The political and economic situation of Greece & Iceland – a Panel Discussion with Schuberth/Önnudóttir/Nezi

Aug 16, 2017 by

by Wajdi Belloumi & Mouloud Chahid

The financial crisis both in Greece and Iceland represent a good example to study about the global financial crisis of 2008. The different impacts of the financial crisis can be perfectly analysed through the case studies of Greece and Iceland.

On Tuesday evening, Helene Schubert, Spyridoula Nezi and Eva H. Onnudottir debated during a public event all about Greece and Iceland’s development since the financial crisis. The panel started with welcoming the audience and the panellists. The moderator then asked Helene about the origins, political context and measures taken to mitigate the financial crisis in Greece and Iceland. Helene started her intervention by talking about the economic situation in the countries before the economic crisis. She said that both countries have received a rescue package from the International Monetary Fund (IMF). She argued that the starting situations were different in the two countries. Helene continued with the evolution of the crisis. She said that Iceland was the first victim of the global financial crisis in 2007. Its currency started to depreciate because the financial market lost confidence in the Icelandic banking system since there was an unsustainable economic boom. The Greek crisis started later in 2009. Greece had accumulated large debts in the private as well as in the public sector. All of a sudden, investors mistrusted the government and started to sell off government bonds. According to Helene, what made the difference is that the Icelandic authorities installed a new management in the banks and separated them into a domestic and foreign part. Moreover,  because of the institutional frame the IMF rescue packages for Greece and Iceland were different. On the one hand,  Greece, had an obligation to consolidate immediately. On the other hand, Iceland was allowed to make a short-time deficit. Further, the flexibility of the exchange rate also enabled to increase exports and helped to recover the economy. Capital controls further ensured that capital couldn’t flow out of both countries. Greece, on the other hand, has concluded three rescue packages. The first one was in 2010 and the Greek government was forced to severely consolidate.  At the same time, the banks had to recapitalise with public money.

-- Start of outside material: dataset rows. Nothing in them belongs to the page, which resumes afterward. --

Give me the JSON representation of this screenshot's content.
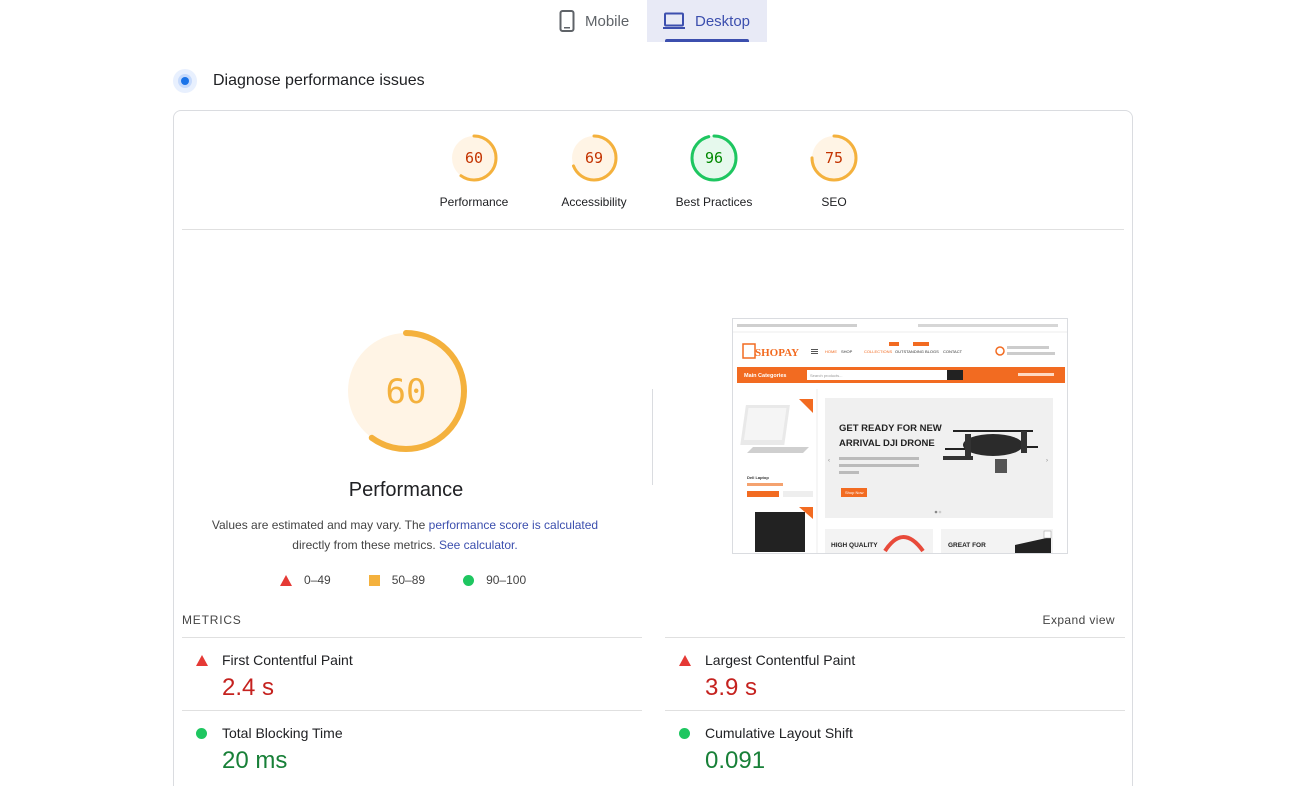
{
  "tabs": [
    {
      "label": "Mobile"
    },
    {
      "label": "Desktop"
    }
  ],
  "section": {
    "title": "Diagnose performance issues"
  },
  "scores": [
    {
      "value": "60",
      "label": "Performance",
      "score": 60,
      "color": "#f4b13d",
      "text_color": "#c33300",
      "fill": "#fff4e5"
    },
    {
      "value": "69",
      "label": "Accessibility",
      "score": 69,
      "color": "#f4b13d",
      "text_color": "#c33300",
      "fill": "#fff4e5"
    },
    {
      "value": "96",
      "label": "Best Practices",
      "score": 96,
      "color": "#1ec660",
      "text_color": "#008800",
      "fill": "#e6f9ed"
    },
    {
      "value": "75",
      "label": "SEO",
      "score": 75,
      "color": "#f4b13d",
      "text_color": "#c33300",
      "fill": "#fff4e5"
    }
  ],
  "main_score": {
    "value": "60",
    "label": "Performance",
    "score": 60
  },
  "description": {
    "text1": "Values are estimated and may vary. The ",
    "link1": "performance score is calculated",
    "text2": "directly from these metrics. ",
    "link2": "See calculator."
  },
  "legend": [
    {
      "range": "0–49",
      "shape": "triangle",
      "color": "#e53935"
    },
    {
      "range": "50–89",
      "shape": "square",
      "color": "#f4b13d"
    },
    {
      "range": "90–100",
      "shape": "circle",
      "color": "#1ec660"
    }
  ],
  "metrics": {
    "heading": "METRICS",
    "expand_label": "Expand view",
    "left": [
      {
        "name": "First Contentful Paint",
        "value": "2.4 s",
        "status": "bad"
      },
      {
        "name": "Total Blocking Time",
        "value": "20 ms",
        "status": "good"
      }
    ],
    "right": [
      {
        "name": "Largest Contentful Paint",
        "value": "3.9 s",
        "status": "bad"
      },
      {
        "name": "Cumulative Layout Shift",
        "value": "0.091",
        "status": "good"
      }
    ]
  },
  "screenshot": {
    "brand": "SHOPAY",
    "nav": [
      "HOME",
      "SHOP",
      "COLLECTIONS",
      "OUTSTANDING",
      "BLOGS",
      "CONTACT"
    ],
    "categories_label": "Main Categories",
    "search_placeholder": "Search products...",
    "banner_title_line1": "GET READY FOR NEW",
    "banner_title_line2": "ARRIVAL DJI DRONE",
    "banner_button": "Shop Now",
    "product_name": "Dell Laptop",
    "promo1": "HIGH QUALITY",
    "promo2": "GREAT FOR"
  }
}
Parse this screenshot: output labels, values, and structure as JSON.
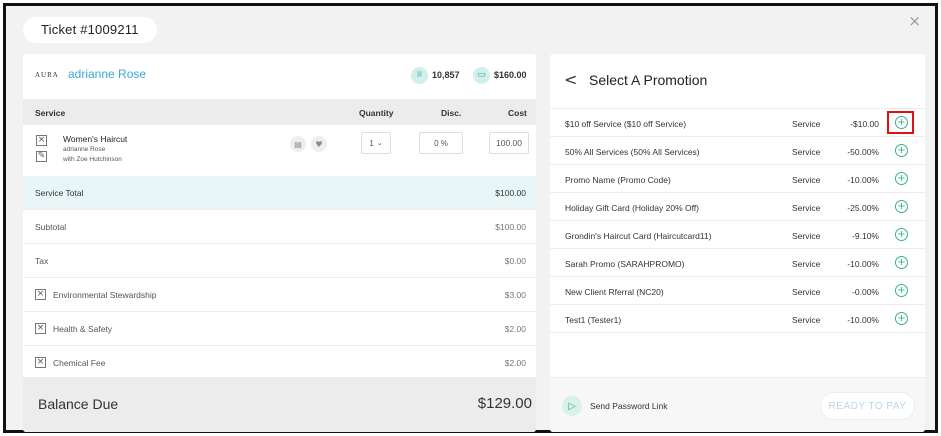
{
  "ticket": {
    "label": "Ticket #1009211",
    "close_glyph": "×"
  },
  "client": {
    "logo_text": "AURA",
    "name": "adrianne Rose",
    "points_icon": "trophy-icon",
    "points": "10,857",
    "wallet_icon": "gift-card-icon",
    "balance": "$160.00"
  },
  "table": {
    "headers": {
      "service": "Service",
      "quantity": "Quantity",
      "disc": "Disc.",
      "cost": "Cost"
    },
    "service_item": {
      "name": "Women's Haircut",
      "client": "adrianne Rose",
      "stylist": "with Zoe Hutchinson",
      "quantity": "1",
      "discount": "0 %",
      "cost": "100.00"
    }
  },
  "summary": {
    "service_total_label": "Service Total",
    "service_total": "$100.00",
    "subtotal_label": "Subtotal",
    "subtotal": "$100.00",
    "tax_label": "Tax",
    "tax": "$0.00",
    "fees": [
      {
        "label": "Environmental Stewardship",
        "value": "$3.00"
      },
      {
        "label": "Health & Safety",
        "value": "$2.00"
      },
      {
        "label": "Chemical Fee",
        "value": "$2.00"
      }
    ],
    "balance_due_label": "Balance Due",
    "balance_due": "$129.00"
  },
  "promotions": {
    "title": "Select A Promotion",
    "back_glyph": "<",
    "items": [
      {
        "name": "$10 off Service ($10 off Service)",
        "type": "Service",
        "amount": "-$10.00"
      },
      {
        "name": "50% All Services (50% All Services)",
        "type": "Service",
        "amount": "-50.00%"
      },
      {
        "name": "Promo Name (Promo Code)",
        "type": "Service",
        "amount": "-10.00%"
      },
      {
        "name": "Holiday Gift Card (Holiday 20% Off)",
        "type": "Service",
        "amount": "-25.00%"
      },
      {
        "name": "Grondin's Haircut Card (Haircutcard11)",
        "type": "Service",
        "amount": "-9.10%"
      },
      {
        "name": "Sarah Promo  (SARAHPROMO)",
        "type": "Service",
        "amount": "-10.00%"
      },
      {
        "name": "New Client Rferral (NC20)",
        "type": "Service",
        "amount": "-0.00%"
      },
      {
        "name": "Test1 (Tester1)",
        "type": "Service",
        "amount": "-10.00%"
      }
    ]
  },
  "footer": {
    "send_link_label": "Send Password Link",
    "ready_label": "READY TO PAY"
  }
}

Nezi, while discussing the crisis in Greece, emphasized that one of the main challenges that Greece and Europe faced was the timing. The EU was not ready to deal with the crisis in Greece. Moreover, the impact of the crisis was first in the economical and social spheres, in particular with regards to unemployment among youth and its effects on migration. All of that led to political instability, which was also another element that frightened the EU because of the history of the country with dictatorships.

Concerning Iceland, Onnudottir presented the main reason behind the crisis, namely the default of the three private major banks at the end of 2008 because of their failure in refinancing their short-term debt. But she focused on analysing the political situation that accompanied the financial crisis and how the people of Iceland responded when they became aware of the outbreak of the financial crisis. Icelanders were very responsive to the financial crisis and their manifestation led to the resignation of the government and early election. Not only that, but also one of the biggest impacts of the financial crisis on the political sphere was the emergence of new parties and the disappearance of old ones or the loss of support for them.

Last but not least, the panelists during their discussion also compared the situations in Greece and Iceland. The former is still suffering from the financial crisis, while the latter was able to overcome it in three years. The success of Iceland was due to different factors, but mainly due to the fact that it had a larger margin of freedom to implement its own strategy without a substantial intervention from the EU or IMF. It had its own currency and less public debt, unlike Greece that faced many obstacles.

During the panel, the audience engaged with many questions and especially summer school students had the opportunity to critically engage in the subject. At the end of the panel, the panellists had the opportunity to sum up their interventions and give their final analysis about the two case studies as well as what were the unspoken reasons behind the political and economic crisis in Greece and Iceland.